I saw Paranormal Activity the other weekend. It was a really good movie. I've never actually been creeped out by a movie until I saw that one. It was just the subtle things, the tension that built up and was never released, the way you couldn't help but laugh at the beginning only to be scared as shit by the end. I also saw Antichrist, which was a really good movie too. In a sense, it's sort of a counter to transcendentalism, how nature is relatively evil in the eyes of Man due to its heartless sense of entropy. (That sounded a lot less pretentious in my head.) I also got to see John Carpenter's Assault on Precinct 13. It's such a cheesy movie in every regard, but it was so good. You can't help but like it.

Emma came down this weekend after all. She'd been having some family issues, so the trip down was to help sort that out as well as to see me.

I thought she was staying home until she told me Thursday night that she was coming. Picked her up at the station, then drove back to my house before going to dinner. We went to Kubo's, which is the best sushi place in town IMO. She was super tired, but she did a good job of not showing it. After that, we chilled in the park before I went and dropped her off at home. I wanted to stick around with her family, but I didn't want to distract her from seeing them, especially since it had been a while since they'd seen each other, and Emma had things to sort out with them.

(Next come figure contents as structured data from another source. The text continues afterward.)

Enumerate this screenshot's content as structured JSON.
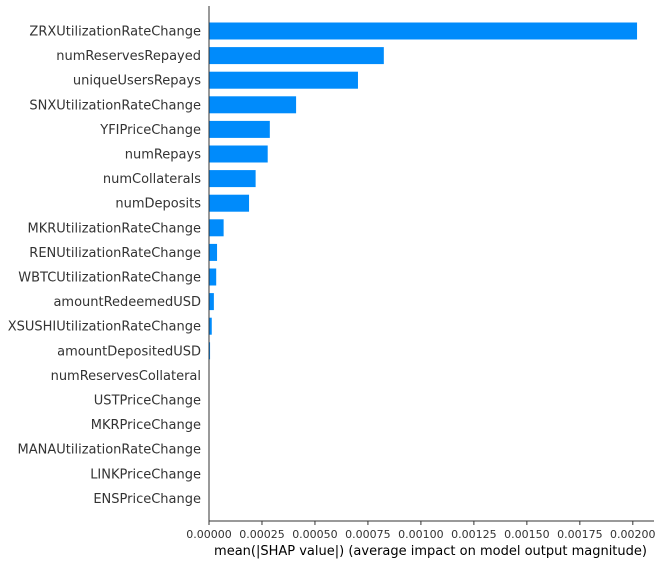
{
  "chart_data": {
    "type": "bar",
    "orientation": "horizontal",
    "xlabel": "mean(|SHAP value|) (average impact on model output magnitude)",
    "ylabel": "",
    "xlim": [
      0,
      0.0021
    ],
    "xticks": [
      "0.00000",
      "0.00025",
      "0.00050",
      "0.00075",
      "0.00100",
      "0.00125",
      "0.00150",
      "0.00175",
      "0.00200"
    ],
    "xtick_values": [
      0,
      0.00025,
      0.0005,
      0.00075,
      0.001,
      0.00125,
      0.0015,
      0.00175,
      0.002
    ],
    "bar_color": "#008bfb",
    "grid": false,
    "categories": [
      "ZRXUtilizationRateChange",
      "numReservesRepayed",
      "uniqueUsersRepays",
      "SNXUtilizationRateChange",
      "YFIPriceChange",
      "numRepays",
      "numCollaterals",
      "numDeposits",
      "MKRUtilizationRateChange",
      "RENUtilizationRateChange",
      "WBTCUtilizationRateChange",
      "amountRedeemedUSD",
      "XSUSHIUtilizationRateChange",
      "amountDepositedUSD",
      "numReservesCollateral",
      "USTPriceChange",
      "MKRPriceChange",
      "MANAUtilizationRateChange",
      "LINKPriceChange",
      "ENSPriceChange"
    ],
    "values": [
      0.00202,
      0.000825,
      0.000703,
      0.000411,
      0.000287,
      0.000277,
      0.00022,
      0.000189,
      6.9e-05,
      3.8e-05,
      3.4e-05,
      2.3e-05,
      1.3e-05,
      5e-06,
      5e-07,
      4e-07,
      3e-07,
      3e-07,
      2e-07,
      2e-07
    ]
  }
}
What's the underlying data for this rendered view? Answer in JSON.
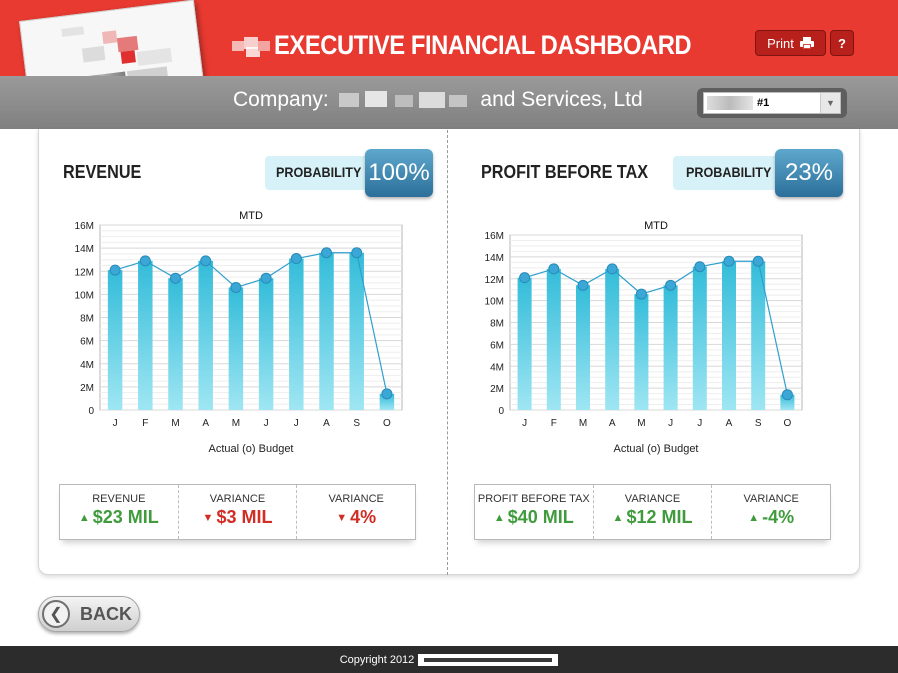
{
  "header": {
    "title": "EXECUTIVE FINANCIAL DASHBOARD",
    "print_label": "Print",
    "help_label": "?",
    "colors": {
      "brand_red": "#e83a31",
      "button_red": "#b8201b"
    }
  },
  "company_bar": {
    "prefix": "Company:",
    "suffix": "and Services, Ltd",
    "selector_value": "#1"
  },
  "revenue": {
    "title": "REVENUE",
    "probability_label": "PROBABILITY",
    "probability_value": "100%",
    "metrics": [
      {
        "label": "REVENUE",
        "value": "$23 MIL",
        "trend": "up"
      },
      {
        "label": "VARIANCE",
        "value": "$3 MIL",
        "trend": "down"
      },
      {
        "label": "VARIANCE",
        "value": "4%",
        "trend": "down"
      }
    ]
  },
  "profit": {
    "title": "PROFIT BEFORE TAX",
    "probability_label": "PROBABILITY",
    "probability_value": "23%",
    "metrics": [
      {
        "label": "PROFIT BEFORE TAX",
        "value": "$40 MIL",
        "trend": "up"
      },
      {
        "label": "VARIANCE",
        "value": "$12 MIL",
        "trend": "up"
      },
      {
        "label": "VARIANCE",
        "value": "-4%",
        "trend": "up"
      }
    ]
  },
  "chart_data": [
    {
      "type": "bar",
      "title": "MTD",
      "xlabel": "Actual (o) Budget",
      "ylabel": "",
      "categories": [
        "J",
        "F",
        "M",
        "A",
        "M",
        "J",
        "J",
        "A",
        "S",
        "O"
      ],
      "y_ticks": [
        "0",
        "2M",
        "4M",
        "6M",
        "8M",
        "10M",
        "12M",
        "14M",
        "16M"
      ],
      "ylim": [
        0,
        16
      ],
      "grid": true,
      "series": [
        {
          "kind": "bar",
          "values": [
            12.1,
            12.9,
            11.4,
            12.9,
            10.6,
            11.4,
            13.1,
            13.6,
            13.6,
            1.4
          ]
        },
        {
          "kind": "line",
          "values": [
            12.1,
            12.9,
            11.4,
            12.9,
            10.6,
            11.4,
            13.1,
            13.6,
            13.6,
            1.4
          ]
        }
      ],
      "colors": {
        "bar": "#4cc6df",
        "line": "#2e9fce"
      }
    },
    {
      "type": "bar",
      "title": "MTD",
      "xlabel": "Actual (o) Budget",
      "ylabel": "",
      "categories": [
        "J",
        "F",
        "M",
        "A",
        "M",
        "J",
        "J",
        "A",
        "S",
        "O"
      ],
      "y_ticks": [
        "0",
        "2M",
        "4M",
        "6M",
        "8M",
        "10M",
        "12M",
        "14M",
        "16M"
      ],
      "ylim": [
        0,
        16
      ],
      "grid": true,
      "series": [
        {
          "kind": "bar",
          "values": [
            12.1,
            12.9,
            11.4,
            12.9,
            10.6,
            11.4,
            13.1,
            13.6,
            13.6,
            1.4
          ]
        },
        {
          "kind": "line",
          "values": [
            12.1,
            12.9,
            11.4,
            12.9,
            10.6,
            11.4,
            13.1,
            13.6,
            13.6,
            1.4
          ]
        }
      ],
      "colors": {
        "bar": "#4cc6df",
        "line": "#2e9fce"
      }
    }
  ],
  "navigation": {
    "back_label": "BACK"
  },
  "footer": {
    "copyright": "Copyright 2012"
  }
}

Saturday, we went and chilled at her house for a few hours. Emma's youngest sister, Keren, caught the flu. She was super sick, so her mom took Keren to the doctor and kept her away the whole day. But, her sister Melody was around, so we were all just hanging around in the house. Emma's dog Joy went kinda nuts. She's half pit bull and a puppy (a BIG puppy mind you) so she's kind of energetic. Joy went and busted a plank in the fence, practically gnawing it away. It was unreal. Emma was surprised, even.

After her parents came back, Emma and I went to a thing at my church where my dad and siblings were. It was a little halloween party thing in the gym. Nothing huge, but still fun for the kids. We went trick or treating afterwards, then to Randalls to get her some food. We ended up going to her house and hanging out there until around 12:30 before I went home.

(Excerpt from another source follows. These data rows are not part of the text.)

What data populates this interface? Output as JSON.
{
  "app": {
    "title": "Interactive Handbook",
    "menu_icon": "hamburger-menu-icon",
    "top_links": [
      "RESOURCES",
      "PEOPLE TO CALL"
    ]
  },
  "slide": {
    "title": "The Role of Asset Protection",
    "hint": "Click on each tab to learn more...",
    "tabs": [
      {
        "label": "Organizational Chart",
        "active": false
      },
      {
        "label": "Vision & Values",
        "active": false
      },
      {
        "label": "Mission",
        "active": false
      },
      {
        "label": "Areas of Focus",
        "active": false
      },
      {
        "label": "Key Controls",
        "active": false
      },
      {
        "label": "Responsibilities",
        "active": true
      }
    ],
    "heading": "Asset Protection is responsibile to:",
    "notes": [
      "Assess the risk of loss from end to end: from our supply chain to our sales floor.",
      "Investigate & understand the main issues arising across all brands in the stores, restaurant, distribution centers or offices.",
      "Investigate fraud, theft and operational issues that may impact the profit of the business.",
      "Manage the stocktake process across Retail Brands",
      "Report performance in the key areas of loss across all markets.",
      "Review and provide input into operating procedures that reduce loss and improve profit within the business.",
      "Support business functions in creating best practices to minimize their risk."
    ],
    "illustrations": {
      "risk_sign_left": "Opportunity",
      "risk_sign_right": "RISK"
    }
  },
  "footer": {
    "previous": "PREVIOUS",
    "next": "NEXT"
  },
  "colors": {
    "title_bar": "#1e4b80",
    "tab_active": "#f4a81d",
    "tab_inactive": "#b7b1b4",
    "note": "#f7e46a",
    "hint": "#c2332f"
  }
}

Sunday, we took another trip to the Godatorium. We were an hour late, but we got there in time to see the cult of personality leader himself, Joel Osteen, give a sermon. I never realized how much that church irked me until the sermon. It's the money, the intense feel-good vibe, the way it tries to absolve people of responsibility for their actions and mistakes. Maybe it's the Catholic in me that is bothered by it, but I don't think that God should feel obligated to help you one bit just because you ask him nicely. That part never made sense to me.

Anyway, went to the Godatorium, then I dropped her back off at the Greyhound station.

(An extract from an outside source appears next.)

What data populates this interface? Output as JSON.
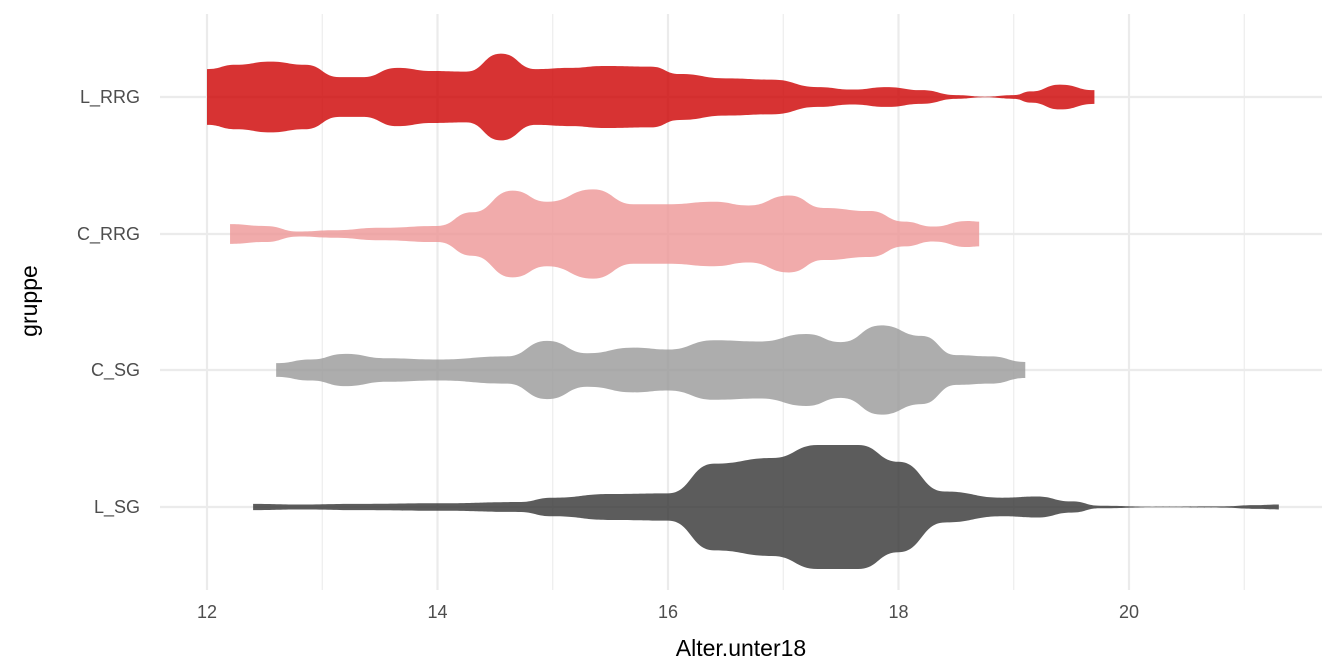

I love that girl so much. It's been a short time, but she and I have become incredibly close, and I've also become close to her family. I feel like, this time, things are really going to be good. I trust her, and I've learned from my mistakes in the past. She's good to me, too. She's not crazy (you can't imagine how much I've wanted to say that about someone else), and even though she feels her emotions strongly, she knows how to handle them in a mature way. We work well together. I'm happy with her.